VIDÉO. Strasbourg vote contre l'avortement suite à une erreur de traduction
Le rapport Estrela devait consacrer l'IVG comme un droit européen. Mais une motion alternative au texte a été votée sur un malentendu.
Par Joseph MiguelTemps de lecture : 3 min
Mardi 13 décembre, les députés de droite et d'extrême droite poussent des cris de joie dans l'hémicycle du Parlement européen de Strasbourg. Les élus viennent de voter un texte qui enterre "le rapport Estrela" porté par la députée socialiste portugaise du même nom, qui devait consacrer l'avortement comme "un droit européen".
Le texte qui a été entériné est une motion alternative à ce projet, qui prévoit que l'Europe n'a pas à s'occuper des questions d'IVG, traitées par les États au cas par cas. Un projet porté par une coalition conservatrice réunissant le Parti populaire européen (dont les députés UMP) et certains députés "non inscrits" (dont les députés du Front national) qui refusent de sanctuariser l'IVG au niveau européen.
Quelques instants avant que ses collègues ne se prononcent sur la motion, la députée portugaise, vice-présidente de la commission pour les droits de la femme et l'égalité des genres, a pris la parole pour inviter ses collègues à rejeter le texte afin que son propre rapport puisse ensuite être voté. Mais contre son avis, celui-ci est adopté à 334 voix pour, et 327 contre. Une courte différence de 7 voix, et un résultat qui s'explique... par une erreur. Déjà le 10 décembre, des députés européens expliquaient avoir voté "par erreur" le maintien de la pêche en eaux profondes.
Interprétation en relais
Cette fois, c'est une erreur des traducteurs qui serait la cause du bug. Trahissant la parole de l'élue, la traduction que les députés français et allemands ont entendue invitait en effet à se prononcer en faveur de la motion alternative. La traduction anglaise en revanche transmettait fidèlement la demande de rejet. Les conséquences de ces erreurs ont été amplifiées par le système de l'interprétation "en relais".
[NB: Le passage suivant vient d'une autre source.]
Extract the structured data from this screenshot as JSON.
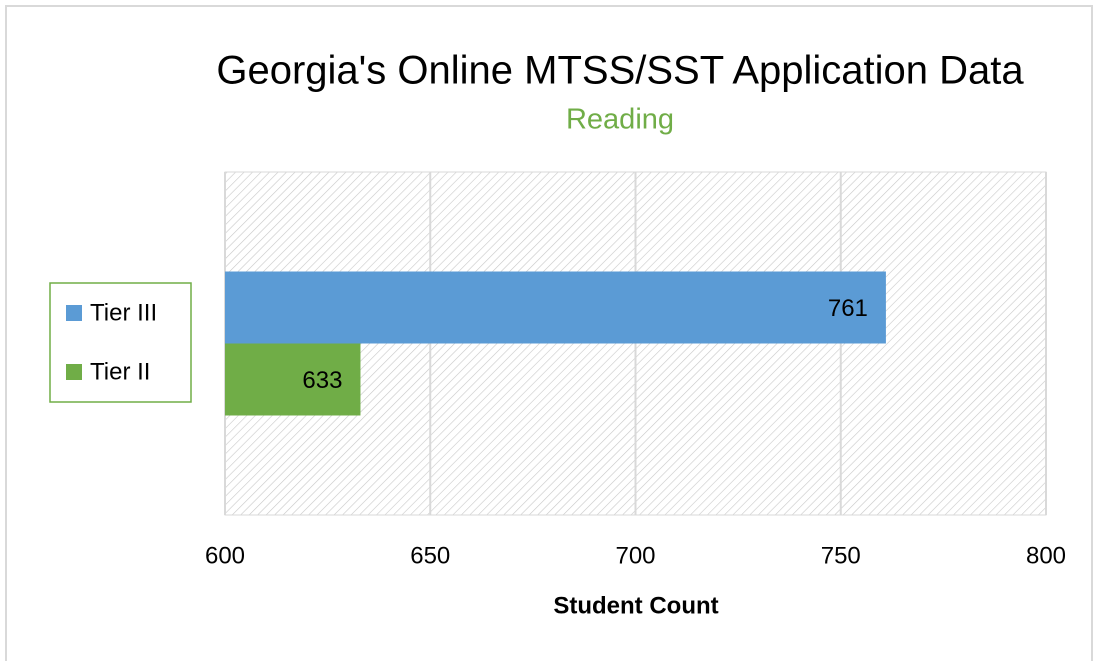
{
  "chart_data": {
    "type": "bar",
    "orientation": "horizontal",
    "title": "Georgia's Online MTSS/SST Application Data",
    "subtitle": "Reading",
    "xlabel": "Student Count",
    "categories": [
      null
    ],
    "series": [
      {
        "name": "Tier III",
        "color": "#5b9bd5",
        "values": [
          761
        ]
      },
      {
        "name": "Tier II",
        "color": "#70ad47",
        "values": [
          633
        ]
      }
    ],
    "xlim": [
      600,
      800
    ],
    "xticks": [
      600,
      650,
      700,
      750,
      800
    ],
    "grid": true,
    "legend": "left"
  }
}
Selon ce système mis en place au Parlement de Strasbourg, cinq interprètes principaux (qui traduisent en anglais, français, espagnol, allemand et italien) servent de référents à leurs collègues, qui traduisent en différé dans d'autres langues. Tous les interprètes des autres langues qui se basaient sur la version française et allemande ont été induits en erreur, répétant le contre-sens à leur tour. Les députés roumains et bulgares ont été, par exemple, victimes par ricochet.
Ce contresens est expliqué par une vidéo postée sur YouTube par Myriam Tonelotto, spécialiste de la politique européenne, auteure du documentaire Lobbying, au-delà de l'enveloppe, et qui appelle à faire revoter le texte.
REGARDEZ
Mais le règlement laisse peu de place à cette possibilité : "Le président décide de la validité du résultat proclamé. Sa décision est sans appel." Dans les colonnes des Inrocks, la députée Vert Sandrine Bélier, qui annonce que son parti saisira la Conférence des présidents, considère qu'il faudra certainement faire voter au Parlement le fait de revoter le texte d'Edite Estrela !
"Je me suis planté en votant l'abstention"
Si les conséquences exactes de ces erreurs sont difficiles à évaluer, le procès-verbal de la cession révèle que 11 députés [ce chiffre n'excède pas un ou deux en temps normal, NDLR] ont apporté des corrections à leur vote, dont 8 ont finalement voté contre la motion alternative de la droite. Des corrections pour la forme puisqu'elles n'ont aucune conséquences sur le résultat final du scrutin. Mais si tous les députés qui ont signalé leur erreur avaient voté conformément à leur volonté, le résultat aurait été de 334 voix pour, 334 voix contre. Et il est probable que certains élus n'ont pas pris la peine de révéler leur erreur a posteriori...
Également contacté par les Inrocks, Jean-Luc Bennahmias, membre des Démocrates libéraux européens (ALDE), relève l'incohérence de la situation. "On ne comprenait pas grand-chose, la tension était très forte depuis des semaines à cause de l'extrême droite, je me suis planté en votant l'abstention", admet-il. L'élu a finalement signalé son erreur à l'issue de la session et déplore que son vote ait pu permettre de faire adopter "ce texte symbolique" [Il s'agissait d'un texte non contraignant, NDLR].
Une valeur symbolique, mais surtout un message clair à destination des États membres qui adoptent encore des positions différentes en la matière. L'IVG constitue un délit pénal en Irlande et en Pologne, et est constamment remis en question en Espagne et en Lituanie. En Italie, 85 % des médecins lui opposent la clause de conscience et il est impossible de fait en Hongrie depuis la disparition de la dernière clinique à le pratiquer en janvier 2013.